Ob Teppichmarkt, Koalitionsvertrag oder Bürgerkrieg: Es liegt im Wesen einer Verhandlung, dass für ein Ergebnis beide Seiten von ihren Maximalforderungen abrücken müssen. Israels Regierung hat das in den jüngsten Gesprächen über eine Waffenruhe in Gaza getan, indem sie ihre Bereitschaft signalisierte, das Feuer 40 Tage lang einzustellen und palästinensische Häftlinge aus israelischen Gefängnissen zu entlassen, wenn die Hamas im Gegenzug zumindest einen Teil der Geiseln freilässt, die sie am 7. Oktober nach Gaza entführt hat.
Über Kerem Shalom kommen viele Hilfstransporte nach Gaza
Weit weniger kooperativ hat sich bislang die Hamas gezeigt, indem sie den Abzug aller israelischen Soldaten aus dem Gazastreifen zur Vorbedingung für ein neues Geiselabkommen gemacht hat. Nun scheint die Terrorbande zwar auf den Vorschlag der Vermittler aus Katar und Ägypten einzugehen und nach der einwöchigen Feuerpause im November eine weitere Waffenruhe zu garantieren. Was diese diffuse Zusage konkret bedeutet, wie viele Geiseln dadurch frei kommen, ob sie gar der Auftakt für weitere Verhandlungen über die Freilassung aller Geiseln sein kann, war am Montagabend noch unklar. Zu tief sitzt der Hass auf Israel und alles Jüdische bei ihren Kämpfern und Sympathisanten, als dass die Hamas plötzlich ihre Strategie wechseln würde. Möglicherweise will sie sich einfach nur Zeit kaufen – Zeit, um ihre Arsenale wieder zu füllen und neue Angriffe vorzubereiten.
Bei aller Hoffnung, dass die jetzt ausgehandelte Übereinkunft möglichst vielen Israelis in die Freiheit verhilft: Die Hamas ist kein Verhandlungspartner, auf den die Regierung von Benjamin Netanjahu sich wirklich verlassen kann. Die zehn Raketen auf Kerem Shalom, abgefeuert perfiderweise am Vorabend des Feiertages, an dem Israel der sechs Millionen Opfer des Holocaust gedenkt, hat der Welt noch einmal gezeigt, dass die Terroristen alles wollen, nur keinen Frieden. Die Menschen in Gaza, ihr Leid und ihre Angst, sind der Hamas egal. Sie hat nur ein Ziel: Israel zu schaden, es zu destabilisieren und in einen langen, zermürbenden Kleinkrieg zu verstricken. Eine Waffenruhe von einigen Wochen verschafft Israelis wie Palästinensern vielleicht etwas Luft zum Atmen.
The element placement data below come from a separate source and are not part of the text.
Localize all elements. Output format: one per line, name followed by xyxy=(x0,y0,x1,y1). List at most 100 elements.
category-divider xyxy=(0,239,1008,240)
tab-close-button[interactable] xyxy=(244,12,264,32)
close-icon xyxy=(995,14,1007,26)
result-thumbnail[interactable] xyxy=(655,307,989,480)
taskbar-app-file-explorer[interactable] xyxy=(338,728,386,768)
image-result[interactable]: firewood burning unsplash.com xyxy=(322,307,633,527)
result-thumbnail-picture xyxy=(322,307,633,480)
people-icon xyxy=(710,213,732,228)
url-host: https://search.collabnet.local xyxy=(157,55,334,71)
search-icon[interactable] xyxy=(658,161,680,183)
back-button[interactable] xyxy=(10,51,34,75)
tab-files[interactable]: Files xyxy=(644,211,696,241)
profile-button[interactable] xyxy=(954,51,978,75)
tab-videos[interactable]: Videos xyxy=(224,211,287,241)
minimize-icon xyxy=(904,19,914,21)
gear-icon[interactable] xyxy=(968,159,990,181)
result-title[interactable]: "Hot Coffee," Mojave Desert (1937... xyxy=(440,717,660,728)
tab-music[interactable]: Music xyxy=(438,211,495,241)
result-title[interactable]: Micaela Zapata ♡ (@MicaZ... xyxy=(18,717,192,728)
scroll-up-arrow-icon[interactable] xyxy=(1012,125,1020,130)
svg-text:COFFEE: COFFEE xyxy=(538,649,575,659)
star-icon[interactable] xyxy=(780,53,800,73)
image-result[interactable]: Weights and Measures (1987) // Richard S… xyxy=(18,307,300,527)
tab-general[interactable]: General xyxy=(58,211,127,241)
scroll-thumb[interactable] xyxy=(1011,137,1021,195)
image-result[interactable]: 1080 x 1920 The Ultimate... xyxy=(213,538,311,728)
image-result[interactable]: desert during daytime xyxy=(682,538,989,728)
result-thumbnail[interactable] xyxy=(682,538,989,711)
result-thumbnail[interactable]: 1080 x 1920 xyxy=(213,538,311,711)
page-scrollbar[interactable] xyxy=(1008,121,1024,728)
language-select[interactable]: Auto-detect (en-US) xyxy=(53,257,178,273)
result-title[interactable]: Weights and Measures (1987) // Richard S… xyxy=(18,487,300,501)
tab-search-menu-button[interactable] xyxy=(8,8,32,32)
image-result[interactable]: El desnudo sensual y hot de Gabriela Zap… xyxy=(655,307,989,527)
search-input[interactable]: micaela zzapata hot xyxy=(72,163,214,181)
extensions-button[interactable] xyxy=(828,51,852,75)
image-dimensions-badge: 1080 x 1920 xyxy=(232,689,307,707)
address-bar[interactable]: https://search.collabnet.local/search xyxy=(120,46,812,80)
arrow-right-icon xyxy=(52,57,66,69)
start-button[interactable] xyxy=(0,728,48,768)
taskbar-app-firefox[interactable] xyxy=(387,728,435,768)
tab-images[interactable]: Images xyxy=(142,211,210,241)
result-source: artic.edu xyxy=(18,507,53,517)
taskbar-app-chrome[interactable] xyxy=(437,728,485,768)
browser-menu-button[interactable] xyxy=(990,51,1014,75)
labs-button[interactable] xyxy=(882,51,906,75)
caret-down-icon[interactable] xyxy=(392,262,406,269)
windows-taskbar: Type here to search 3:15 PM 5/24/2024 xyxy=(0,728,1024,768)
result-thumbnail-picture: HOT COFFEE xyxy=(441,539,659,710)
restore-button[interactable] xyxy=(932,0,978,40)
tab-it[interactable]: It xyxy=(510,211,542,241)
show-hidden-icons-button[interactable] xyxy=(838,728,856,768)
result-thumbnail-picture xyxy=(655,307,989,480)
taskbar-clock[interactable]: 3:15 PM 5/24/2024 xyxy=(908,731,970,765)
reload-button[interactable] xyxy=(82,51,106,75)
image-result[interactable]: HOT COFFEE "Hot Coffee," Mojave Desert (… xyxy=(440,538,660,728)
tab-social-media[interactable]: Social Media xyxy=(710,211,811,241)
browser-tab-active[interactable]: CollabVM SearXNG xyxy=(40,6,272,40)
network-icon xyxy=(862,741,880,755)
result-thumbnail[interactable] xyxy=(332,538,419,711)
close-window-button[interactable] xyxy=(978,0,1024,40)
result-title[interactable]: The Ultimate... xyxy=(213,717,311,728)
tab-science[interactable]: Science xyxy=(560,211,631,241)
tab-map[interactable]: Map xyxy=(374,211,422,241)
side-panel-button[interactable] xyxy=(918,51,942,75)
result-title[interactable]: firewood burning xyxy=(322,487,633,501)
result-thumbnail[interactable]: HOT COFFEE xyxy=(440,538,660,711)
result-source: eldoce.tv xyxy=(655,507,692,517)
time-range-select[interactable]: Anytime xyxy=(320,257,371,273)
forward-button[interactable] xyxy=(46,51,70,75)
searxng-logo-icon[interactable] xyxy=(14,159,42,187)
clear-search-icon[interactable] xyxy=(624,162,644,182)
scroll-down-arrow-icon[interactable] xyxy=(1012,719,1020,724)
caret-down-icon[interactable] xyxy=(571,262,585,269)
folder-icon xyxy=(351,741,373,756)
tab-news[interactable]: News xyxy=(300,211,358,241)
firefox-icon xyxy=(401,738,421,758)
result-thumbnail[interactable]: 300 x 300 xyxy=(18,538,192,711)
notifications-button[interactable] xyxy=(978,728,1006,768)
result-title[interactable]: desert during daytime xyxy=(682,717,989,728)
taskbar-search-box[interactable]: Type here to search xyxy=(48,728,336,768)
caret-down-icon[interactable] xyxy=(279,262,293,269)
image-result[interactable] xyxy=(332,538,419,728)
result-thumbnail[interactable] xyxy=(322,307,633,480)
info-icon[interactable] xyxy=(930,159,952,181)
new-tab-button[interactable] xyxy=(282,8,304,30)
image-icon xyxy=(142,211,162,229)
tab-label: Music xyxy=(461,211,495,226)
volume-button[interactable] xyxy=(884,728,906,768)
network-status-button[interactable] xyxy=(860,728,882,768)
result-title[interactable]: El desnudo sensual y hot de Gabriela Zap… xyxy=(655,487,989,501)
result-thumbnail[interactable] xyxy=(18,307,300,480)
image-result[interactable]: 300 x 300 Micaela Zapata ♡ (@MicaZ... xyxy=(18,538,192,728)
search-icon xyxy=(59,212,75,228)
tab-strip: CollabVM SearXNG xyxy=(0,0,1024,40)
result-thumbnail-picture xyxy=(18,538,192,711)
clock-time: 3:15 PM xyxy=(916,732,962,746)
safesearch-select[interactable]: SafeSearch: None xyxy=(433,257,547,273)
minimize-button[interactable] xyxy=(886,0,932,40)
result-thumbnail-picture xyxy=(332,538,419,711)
Daraus schon auf ein baldiges Ende des Krieges zu schließen, wäre allerdings reichlich naiv.
Die Hamas schadet nicht zuletzt den Menschen in Gaza
Vor diesem Hintergrund bleibt der israelischen Regierung gar nichts anderes übrig, als sich die Option auf eine militärische Offensive in der Grenzstadt Rafah zu erhalten, in der sich mehrere Bataillone der Hamas verstecken. Niemand kann Israel garantieren, dass die Hamas am Ende der Feuerpause nicht doch wieder zu den Waffen greift. Die Zivilisten, die bei einem israelischen Gegenangriff womöglich ums Leben kämen, nähme sie billigend in Kauf. Ja, schlimmer noch: Bilder von unschuldigen Opfern würden ihr zynischerweise sogar in die Karten spielen, weil sie das absurde Narrativ und das antisemitische Vorurteil nähren, nach dem Israel in diesem Konflikt nicht Opfer ist, sondern Täter.
So lange nicht klar ist, wie viele Geiseln noch leben und wie viele von ihnen jetzt tatsächlich zurück nach Israel kommen, lässt das Verhalten der Hamas nur einen Schluss zu: Entweder will sie möglichst viele Entführte möglichst lange als Faustpfand behalten, um deren Preis weiter in die Höhe zu treiben – oder es sind bereits deutlich mehr als die 30 Israelis tot, von denen bislang die Rede ist. Dann aber wäre auch das letzte Argument, das für ein zurückhaltendes Vorgehen Israels spricht, obsolet.